Letting go of family dinner has helped Dunn release her parental guilt around the practice She now focuses on times like driving the kids to school or summer camp as their time to connect, and carves out quality time during the day with her children.
"I make a point of being the one to drive the older kids to camp or school in the morning, and we've had more random, funny, memorable conversations in the car than in pretty much any other setting," she says. "Since I work from home, I also often drop in before my youngest son's afternoon nap and read to him. It's not huge chunks of time — just 15 minutes or half an hour — but these are things we've all started looking forward to."

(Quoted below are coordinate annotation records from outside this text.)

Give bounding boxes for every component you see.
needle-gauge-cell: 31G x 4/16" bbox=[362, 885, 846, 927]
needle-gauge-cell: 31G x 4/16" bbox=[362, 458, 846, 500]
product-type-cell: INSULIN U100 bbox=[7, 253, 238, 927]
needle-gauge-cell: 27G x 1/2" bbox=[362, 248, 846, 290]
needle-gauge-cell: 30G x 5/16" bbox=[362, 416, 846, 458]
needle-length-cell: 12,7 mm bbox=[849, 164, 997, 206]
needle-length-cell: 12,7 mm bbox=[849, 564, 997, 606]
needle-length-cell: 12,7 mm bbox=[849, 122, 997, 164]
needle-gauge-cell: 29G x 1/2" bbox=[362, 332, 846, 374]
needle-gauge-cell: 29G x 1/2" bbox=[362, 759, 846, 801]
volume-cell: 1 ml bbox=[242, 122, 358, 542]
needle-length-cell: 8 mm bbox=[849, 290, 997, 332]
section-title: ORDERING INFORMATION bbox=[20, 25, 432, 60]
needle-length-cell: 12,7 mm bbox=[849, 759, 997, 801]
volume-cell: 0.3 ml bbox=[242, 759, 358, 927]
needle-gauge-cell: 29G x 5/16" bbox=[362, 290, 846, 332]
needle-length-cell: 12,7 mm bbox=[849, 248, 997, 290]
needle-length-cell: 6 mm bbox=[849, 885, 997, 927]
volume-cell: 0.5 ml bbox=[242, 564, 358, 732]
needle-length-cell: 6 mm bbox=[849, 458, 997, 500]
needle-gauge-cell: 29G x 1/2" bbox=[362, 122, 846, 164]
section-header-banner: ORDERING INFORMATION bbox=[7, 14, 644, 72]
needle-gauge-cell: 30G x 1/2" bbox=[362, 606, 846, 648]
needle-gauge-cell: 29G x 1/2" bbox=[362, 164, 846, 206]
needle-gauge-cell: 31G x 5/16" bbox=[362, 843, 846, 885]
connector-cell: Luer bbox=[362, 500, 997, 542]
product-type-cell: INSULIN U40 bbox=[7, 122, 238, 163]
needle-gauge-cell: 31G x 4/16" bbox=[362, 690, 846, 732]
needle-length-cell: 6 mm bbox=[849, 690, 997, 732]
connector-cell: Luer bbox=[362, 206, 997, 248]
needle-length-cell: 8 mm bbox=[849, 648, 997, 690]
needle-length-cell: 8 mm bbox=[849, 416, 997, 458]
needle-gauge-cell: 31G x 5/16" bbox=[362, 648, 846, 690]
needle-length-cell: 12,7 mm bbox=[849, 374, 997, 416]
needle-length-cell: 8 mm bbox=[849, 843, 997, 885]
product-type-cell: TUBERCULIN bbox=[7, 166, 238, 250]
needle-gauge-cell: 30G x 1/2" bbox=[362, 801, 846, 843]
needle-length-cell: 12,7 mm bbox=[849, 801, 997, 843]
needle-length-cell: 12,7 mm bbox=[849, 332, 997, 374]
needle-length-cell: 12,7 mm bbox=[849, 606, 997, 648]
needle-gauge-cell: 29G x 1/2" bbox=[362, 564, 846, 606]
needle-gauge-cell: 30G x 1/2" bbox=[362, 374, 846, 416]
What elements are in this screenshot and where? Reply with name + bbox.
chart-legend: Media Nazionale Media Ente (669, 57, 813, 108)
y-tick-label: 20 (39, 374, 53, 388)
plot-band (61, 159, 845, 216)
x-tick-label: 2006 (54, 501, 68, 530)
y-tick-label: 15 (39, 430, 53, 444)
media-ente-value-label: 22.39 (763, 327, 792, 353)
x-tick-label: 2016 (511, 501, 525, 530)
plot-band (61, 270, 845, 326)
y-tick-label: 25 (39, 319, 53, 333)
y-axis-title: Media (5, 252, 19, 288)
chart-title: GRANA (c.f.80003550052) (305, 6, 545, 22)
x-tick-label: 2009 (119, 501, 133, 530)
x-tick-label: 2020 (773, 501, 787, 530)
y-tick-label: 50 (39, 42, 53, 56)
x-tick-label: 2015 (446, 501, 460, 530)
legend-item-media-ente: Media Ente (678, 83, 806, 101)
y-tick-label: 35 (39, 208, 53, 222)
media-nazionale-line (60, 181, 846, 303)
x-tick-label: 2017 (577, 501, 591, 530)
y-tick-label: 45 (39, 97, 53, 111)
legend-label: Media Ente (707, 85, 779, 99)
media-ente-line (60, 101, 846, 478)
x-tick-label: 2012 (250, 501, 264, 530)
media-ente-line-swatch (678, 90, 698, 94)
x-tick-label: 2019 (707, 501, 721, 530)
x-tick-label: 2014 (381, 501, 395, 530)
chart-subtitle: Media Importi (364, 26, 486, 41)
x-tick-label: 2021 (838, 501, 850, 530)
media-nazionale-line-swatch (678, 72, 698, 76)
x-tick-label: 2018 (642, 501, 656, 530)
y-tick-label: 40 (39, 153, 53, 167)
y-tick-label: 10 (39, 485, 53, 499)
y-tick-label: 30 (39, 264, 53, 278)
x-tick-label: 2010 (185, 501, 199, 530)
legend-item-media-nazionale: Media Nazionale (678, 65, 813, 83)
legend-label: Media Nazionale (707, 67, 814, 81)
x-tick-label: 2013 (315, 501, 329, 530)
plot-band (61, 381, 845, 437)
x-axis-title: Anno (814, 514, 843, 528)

Black says she has adopted the same approach. "Breakfast is often good, and requires far less cooking [than dinner], or a bedtime story and chat," she says. "My daughter and I also both have a sweet tooth, so we often make time to go get ice cream or a treat once a week so we have time to talk then. Even though it's not same time and same place, it's the same event, which gives it a sense of ritual."
The bottom line for the hosts of Pressure Cooker, and for the experts they interviewed, is this: Give yourself a break. The benefits of "family dinner" come from talking and sharing. No matter when or where you connect with your children, you'll reap the rewards.